CUCM Call-Processing Redundancy
A cluster is a set of networked servers that can be configured to provide specific services per server. Some cluster servers can be configured to provide CUCM services while other servers can provide Computer Telephony Integration (CTI), Trivial File Transfer Protocol (TFTP), and other media services such as conferencing or music on hold (MOH) These services can be provided by the subscribers and the publisher and can be shared by all servers.
Clustering provides several benefits. It allows the network to scale to up to 40,000 endpoints, provides redundancy in case of network or server failures, and provides a central point of administration. CUCM also supports clusters for load sharing. Database redundancy is provided by sharing a common database, whereas call-processing redundancy is provided by CUCM groups.
A cluster consists of one publisher and a total maximum of 20 servers (nodes) running various services, including TFTP, media resources, conferencing, and call processing. You can have a maximum of eight nodes for call processing (running the Cisco CallManager service).
For a quick recap, a CUCM cluster has a CUCM publisher server that is responsible for replicating the database to the other subscriber nodes in the cluster. The publisher stores the call detail records, and is typically used to make most of configuration change, except starting with CUCM 8.0 where database modifications for user facing call processing features are made on the subscriber servers. The subscriber servers replicate the publisher’s database to maintain configuration consistency across the members of the cluster and facilitate spatial redundancy of the database.
To process calls correctly, CUCM needs to retrieve configuration settings for all devices.

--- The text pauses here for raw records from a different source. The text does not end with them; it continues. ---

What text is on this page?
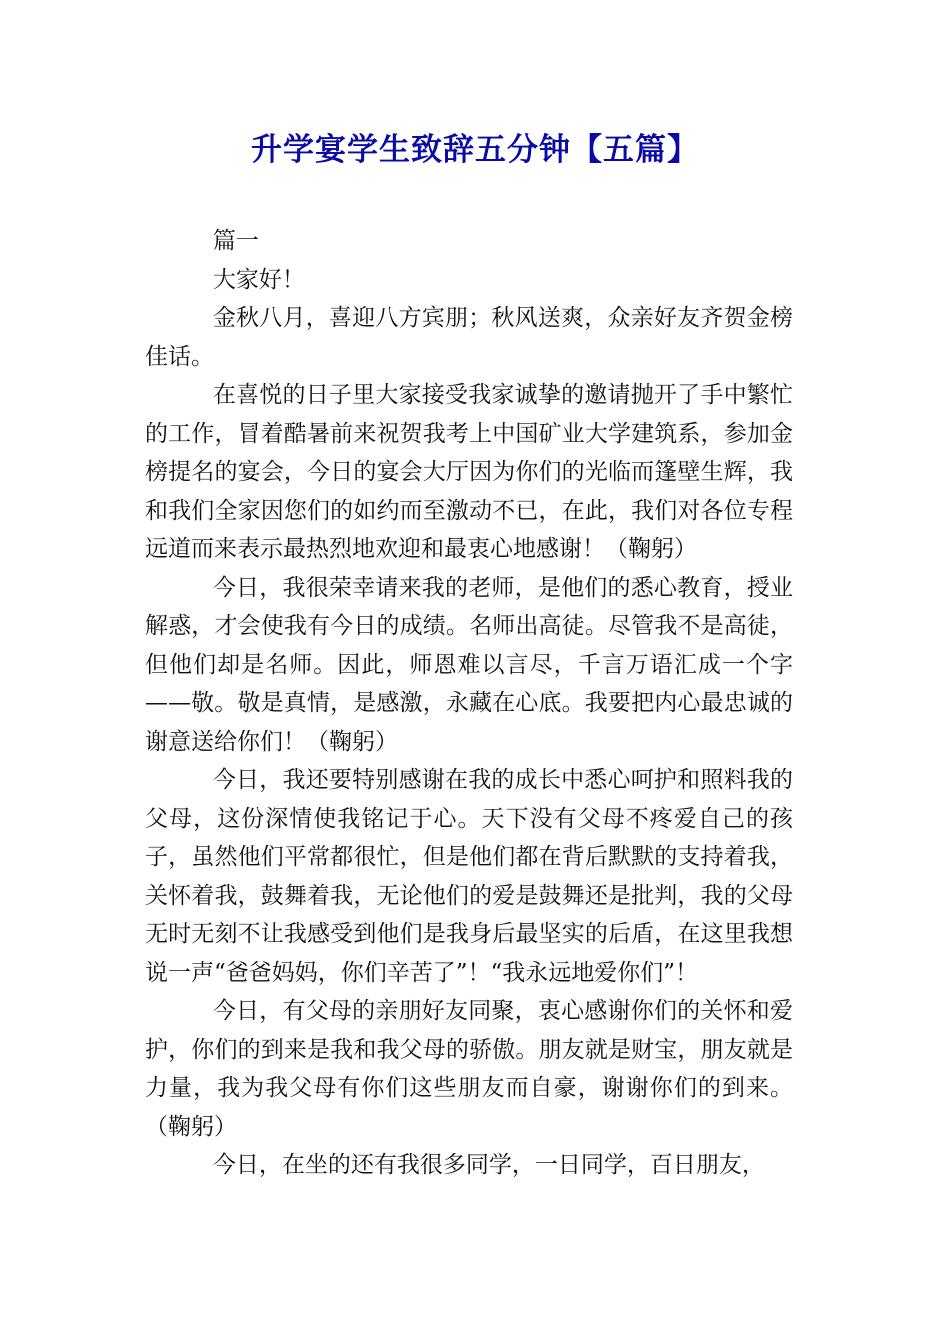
升学宴学生致辞五分钟【五篇】

篇一

大家好！

金秋八月，喜迎八方宾朋；秋风送爽，众亲好友齐贺金榜佳话。

在喜悦的日子里大家接受我家诚挚的邀请抛开了手中繁忙的工作，冒着酷暑前来祝贺我考上中国矿业大学建筑系，参加金榜提名的宴会，今日的宴会大厅因为你们的光临而篷壁生辉，我和我们全家因您们的如约而至激动不已，在此，我们对各位专程远道而来表示最热烈地欢迎和最衷心地感谢！（鞠躬）

今日，我很荣幸请来我的老师，是他们的悉心教育，授业解惑，才会使我有今日的成绩。名师出高徒。尽管我不是高徒，但他们却是名师。因此，师恩难以言尽，千言万语汇成一个字——敬。敬是真情，是感激，永藏在心底。我要把内心最忠诚的谢意送给你们！（鞠躬）

今日，我还要特别感谢在我的成长中悉心呵护和照料我的父母，这份深情使我铭记于心。天下没有父母不疼爱自己的孩子，虽然他们平常都很忙，但是他们都在背后默默的支持着我，关怀着我，鼓舞着我，无论他们的爱是鼓舞还是批判，我的父母无时无刻不让我感受到他们是我身后最坚实的后盾，在这里我想说一声“爸爸妈妈，你们辛苦了”！“我永远地爱你们”！

今日，有父母的亲朋好友同聚，衷心感谢你们的关怀和爱护，你们的到来是我和我父母的骄傲。朋友就是财宝，朋友就是力量，我为我父母有你们这些朋友而自豪，谢谢你们的到来。（鞠躬）

今日，在坐的还有我很多同学，一日同学，百日朋友，
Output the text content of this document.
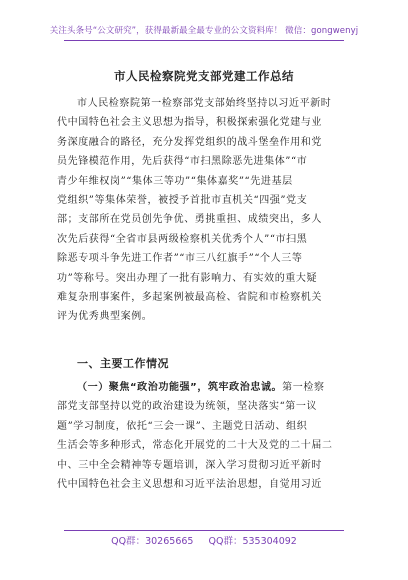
关注头条号“公文研究”，获得最新最全最专业的公文资料库！ 微信：gongwenyj
市人民检察院党支部党建工作总结
市人民检察院第一检察部党支部始终坚持以习近平新时
代中国特色社会主义思想为指导，积极探索强化党建与业
务深度融合的路径，充分发挥党组织的战斗堡垒作用和党
员先锋模范作用，先后获得“市扫黑除恶先进集体”“市
青少年维权岗”“集体三等功”“集体嘉奖”“先进基层
党组织”等集体荣誉，被授予首批市直机关“四强”党支
部；支部所在党员创先争优、勇挑重担、成绩突出，多人
次先后获得“全省市县两级检察机关优秀个人”“市扫黑
除恶专项斗争先进工作者”“市三八红旗手”“个人三等
功”等称号。突出办理了一批有影响力、有实效的重大疑
难复杂刑事案件，多起案例被最高检、省院和市检察机关
评为优秀典型案例。
一、主要工作情况
（一）聚焦“政治功能强”，筑牢政治忠诚。第一检察
部党支部坚持以党的政治建设为统领，坚决落实“第一议
题”学习制度，依托“三会一课”、主题党日活动、组织
生活会等多种形式，常态化开展党的二十大及党的二十届二
中、三中全会精神等专题培训，深入学习贯彻习近平新时
代中国特色社会主义思想和习近平法治思想，自觉用习近
QQ群：30265665 QQ群：535304092
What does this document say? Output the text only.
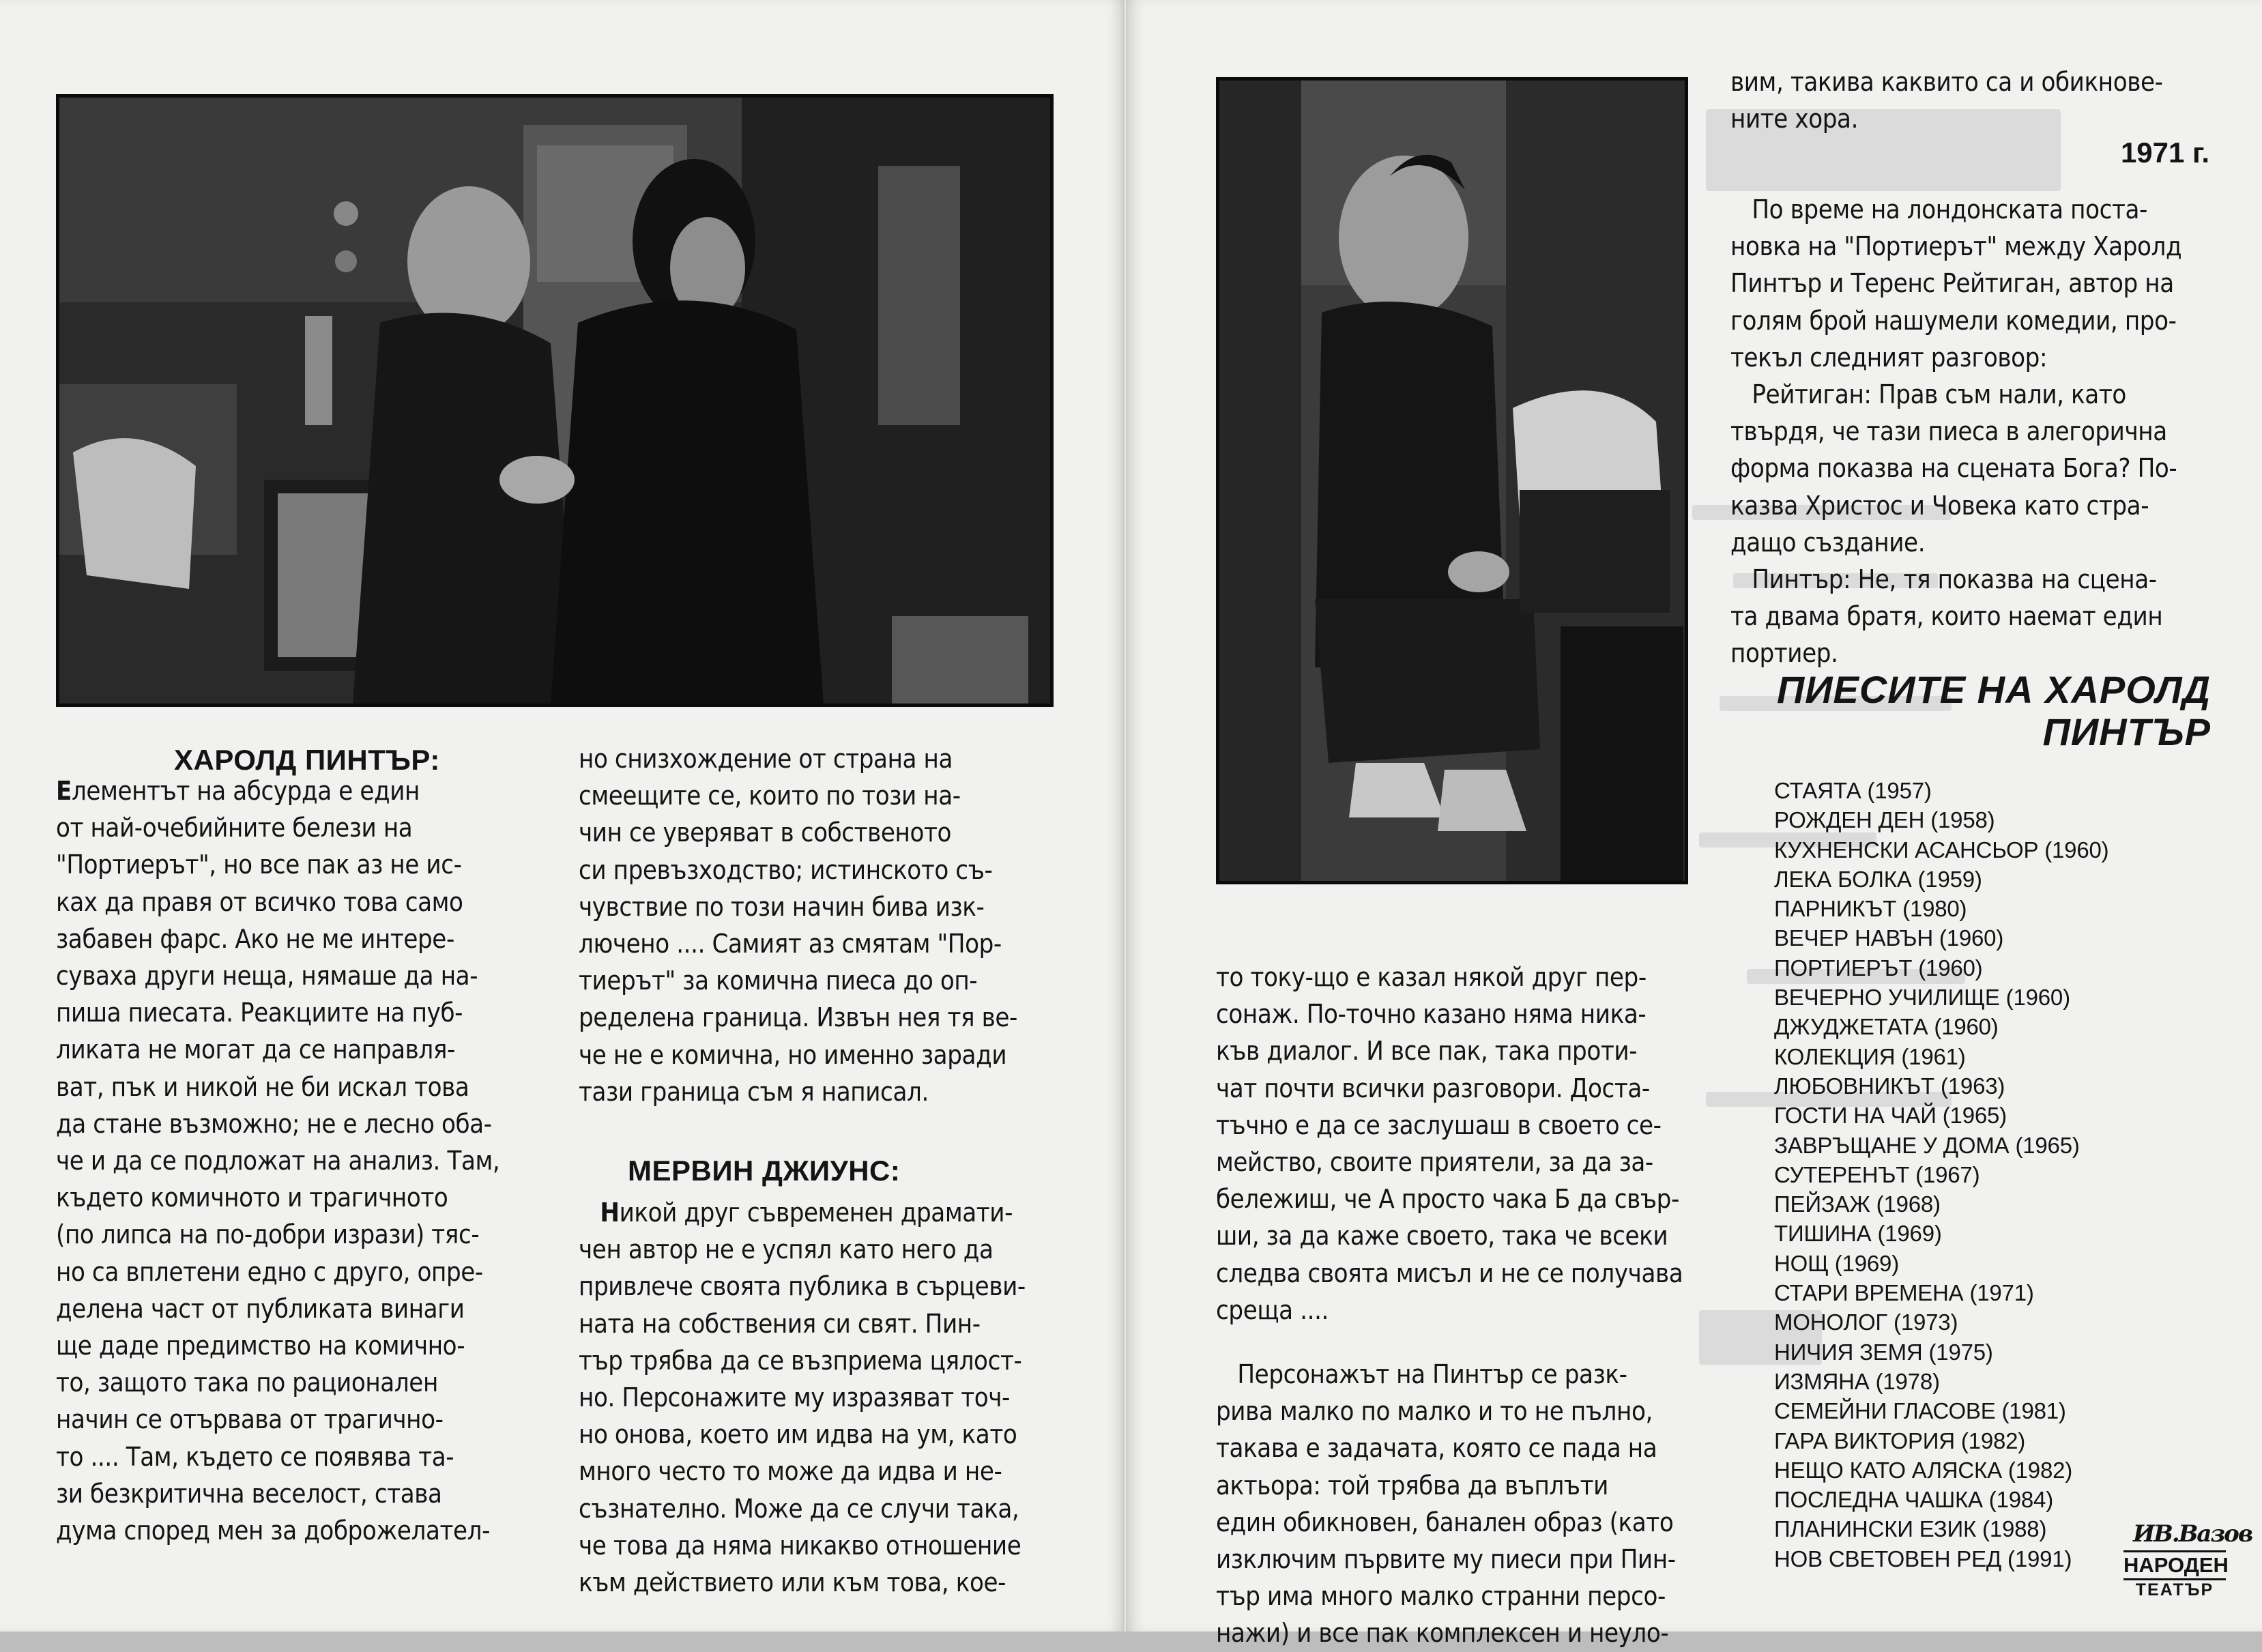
ХАРОЛД ПИНТЪР:

Елементът на абсурда е един

от най-очебийните белези на

"Портиерът", но все пак аз не ис-

ках да правя от всичко това само

забавен фарс. Ако не ме интере-

суваха други неща, нямаше да на-

пиша пиесата. Реакциите на пуб-

ликата не могат да се направля-

ват, пък и никой не би искал това

да стане възможно; не е лесно оба-

че и да се подложат на анализ. Там,

където комичното и трагичното

(по липса на по-добри изрази) тяс-

но са вплетени едно с друго, опре-

делена част от публиката винаги

ще даде предимство на комично-

то, защото така по рационален

начин се отървава от трагично-

то .... Там, където се появява та-

зи безкритична веселост, става

дума според мен за доброжелател-

но снизхождение от страна на

смеещите се, които по този на-

чин се уверяват в собственото

си превъзходство; истинското съ-

чувствие по този начин бива изк-

лючено .... Самият аз смятам "Пор-

тиерът" за комична пиеса до оп-

ределена граница. Извън нея тя ве-

че не е комична, но именно заради

тази граница съм я написал.

МЕРВИН ДЖИУНС:

Никой друг съвременен драмати-

чен автор не е успял като него да

привлече своята публика в сърцеви-

ната на собствения си свят. Пин-

тър трябва да се възприема цялост-

но. Персонажите му изразяват точ-

но онова, което им идва на ум, като

много често то може да идва и не-

съзнателно. Може да се случи така,

че това да няма никакво отношение

към действието или към това, кое-

то току-що е казал някой друг пер-

сонаж. По-точно казано няма ника-

къв диалог. И все пак, така проти-

чат почти всички разговори. Доста-

тъчно е да се заслушаш в своето се-

мейство, своите приятели, за да за-

бележиш, че А просто чака Б да свър-

ши, за да каже своето, така че всеки

следва своята мисъл и не се получава

среща ....

Персонажът на Пинтър се разк-

рива малко по малко и то не пълно,

такава е задачата, която се пада на

актьора: той трябва да въплъти

един обикновен, банален образ (като

изключим първите му пиеси при Пин-

тър има много малко странни персо-

нажи) и все пак комплексен и неуло-

вим, такива каквито са и обикнове-

ните хора.

1971 г.

По време на лондонската поста-

новка на "Портиерът" между Харолд

Пинтър и Теренс Рейтиган, автор на

голям брой нашумели комедии, про-

текъл следният разговор:

Рейтиган: Прав съм нали, като

твърдя, че тази пиеса в алегорична

форма показва на сцената Бога? По-

казва Христос и Човека като стра-

дащо създание.

Пинтър: Не, тя показва на сцена-

та двама братя, които наемат един

портиер.

ПИЕСИТЕ НА ХАРОЛД
ПИНТЪР
СТАЯТА (1957)
РОЖДЕН ДЕН (1958)
КУХНЕНСКИ АСАНСЬОР (1960)
ЛЕКА БОЛКА (1959)
ПАРНИКЪТ (1980)
ВЕЧЕР НАВЪН (1960)
ПОРТИЕРЪТ (1960)
ВЕЧЕРНО УЧИЛИЩЕ (1960)
ДЖУДЖЕТАТА (1960)
КОЛЕКЦИЯ (1961)
ЛЮБОВНИКЪТ (1963)
ГОСТИ НА ЧАЙ (1965)
ЗАВРЪЩАНЕ У ДОМА (1965)
СУТЕРЕНЪТ (1967)
ПЕЙЗАЖ (1968)
ТИШИНА (1969)
НОЩ (1969)
СТАРИ ВРЕМЕНА (1971)
МОНОЛОГ (1973)
НИЧИЯ ЗЕМЯ (1975)
ИЗМЯНА (1978)
СЕМЕЙНИ ГЛАСОВЕ (1981)
ГАРА ВИКТОРИЯ (1982)
НЕЩО КАТО АЛЯСКА (1982)
ПОСЛЕДНА ЧАШКА (1984)
ПЛАНИНСКИ ЕЗИК (1988)
НОВ СВЕТОВЕН РЕД (1991)
ИВ.Вазов
НАРОДЕН
ТЕАТЪР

These settings are stored in a database using an IBM Informix Dynamic Server (IDS). The database is the repository for information such as service parameters, features, device configurations, and the dial plan.
The database replicates nearly all information in a star topology (one publisher, many subscribers). However, CUCM nodes also use a second communication method to replicate run-time data in a mesh topology as shown in Figure 2-9 (every node updates every other node). This type of communication is used for dynamic information that changes more frequently than database changes. The primary use of this replication is to communicate newly registered phones, gateways, and DSP resources, so that optimum routing of calls between members of the cluster and the associated gateways occurs.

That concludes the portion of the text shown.